Logical Partition - Hot Partition

Conclusion: PlantId + CurrentDate is a better choice for Partition Key but it is not ideal.

How do we know the partition key size?

There is a log analytics query provided by Microsoft that can be used to check the Partition Key Size:

AzureDiagnostics
| where Category == "PartitionKeyStatistics"
//| where collectionName_s == "CollectionToAnalyze"
| summarize arg_max(TimeGenerated, *) by databaseName_s, collectionName_s, partitionKey_s, _ResourceId
| extend utilizationOf20GBLogicalPartition = sizeKb_d / 20000000
| project TimeGenerated, databaseName_s, collectionName_s, partitionKey_s, sizeKb_d, utilizationOf20GBLogicalPartition, _ResourceId

The output:

Logical Partition - Size

sizeKb_d shows the total size of the Logical Partition — the bigger in our case is 6.26 GB. utilizationOf20GBLogicalPartition shows the % of the total utilization, in our case is 0.3 ~ 30%.

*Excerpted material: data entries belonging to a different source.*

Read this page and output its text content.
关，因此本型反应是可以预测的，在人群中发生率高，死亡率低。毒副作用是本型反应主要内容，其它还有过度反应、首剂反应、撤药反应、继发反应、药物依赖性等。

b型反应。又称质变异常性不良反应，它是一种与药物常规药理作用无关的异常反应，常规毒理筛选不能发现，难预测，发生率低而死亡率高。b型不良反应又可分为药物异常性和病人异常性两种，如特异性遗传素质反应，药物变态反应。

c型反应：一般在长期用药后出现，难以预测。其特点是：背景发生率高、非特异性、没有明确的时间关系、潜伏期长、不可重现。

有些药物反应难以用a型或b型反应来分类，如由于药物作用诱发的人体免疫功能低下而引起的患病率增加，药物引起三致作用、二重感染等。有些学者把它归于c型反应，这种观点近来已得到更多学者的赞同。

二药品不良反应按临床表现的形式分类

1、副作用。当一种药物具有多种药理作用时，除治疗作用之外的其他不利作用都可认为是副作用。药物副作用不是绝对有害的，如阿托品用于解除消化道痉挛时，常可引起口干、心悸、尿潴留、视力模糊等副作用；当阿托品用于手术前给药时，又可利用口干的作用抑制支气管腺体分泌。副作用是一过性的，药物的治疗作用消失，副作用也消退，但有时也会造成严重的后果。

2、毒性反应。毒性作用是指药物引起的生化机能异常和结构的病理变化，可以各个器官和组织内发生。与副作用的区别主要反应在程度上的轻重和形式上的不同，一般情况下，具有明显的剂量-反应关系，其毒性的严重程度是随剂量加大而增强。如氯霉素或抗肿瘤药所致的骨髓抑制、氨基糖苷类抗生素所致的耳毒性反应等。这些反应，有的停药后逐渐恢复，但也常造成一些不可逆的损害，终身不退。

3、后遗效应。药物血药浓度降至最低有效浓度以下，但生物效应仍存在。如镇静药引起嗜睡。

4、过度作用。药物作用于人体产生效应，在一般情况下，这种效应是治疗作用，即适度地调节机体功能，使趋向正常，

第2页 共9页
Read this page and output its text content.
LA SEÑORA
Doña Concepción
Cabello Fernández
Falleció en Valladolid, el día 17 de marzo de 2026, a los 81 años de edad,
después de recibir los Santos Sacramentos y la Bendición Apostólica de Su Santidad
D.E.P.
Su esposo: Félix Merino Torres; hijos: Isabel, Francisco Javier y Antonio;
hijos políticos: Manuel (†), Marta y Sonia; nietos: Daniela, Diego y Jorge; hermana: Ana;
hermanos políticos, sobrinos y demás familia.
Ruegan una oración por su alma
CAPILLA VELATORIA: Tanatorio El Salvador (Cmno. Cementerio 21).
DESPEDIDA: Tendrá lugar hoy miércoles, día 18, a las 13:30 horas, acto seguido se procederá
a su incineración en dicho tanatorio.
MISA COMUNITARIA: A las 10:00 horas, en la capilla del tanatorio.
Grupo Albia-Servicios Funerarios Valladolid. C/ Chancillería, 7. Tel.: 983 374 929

What is the right partition key in this case?

In my opinion, due to this being a heavy write scenario, I would prefer fast insertion, so the partition key must generate smaller logical partitions.

A UUID different on any record or a more specialized combined key, like PlantID + EPOCH.

Also, for heavy write partitions it is recommended to define custom indexes instead of indexing everything.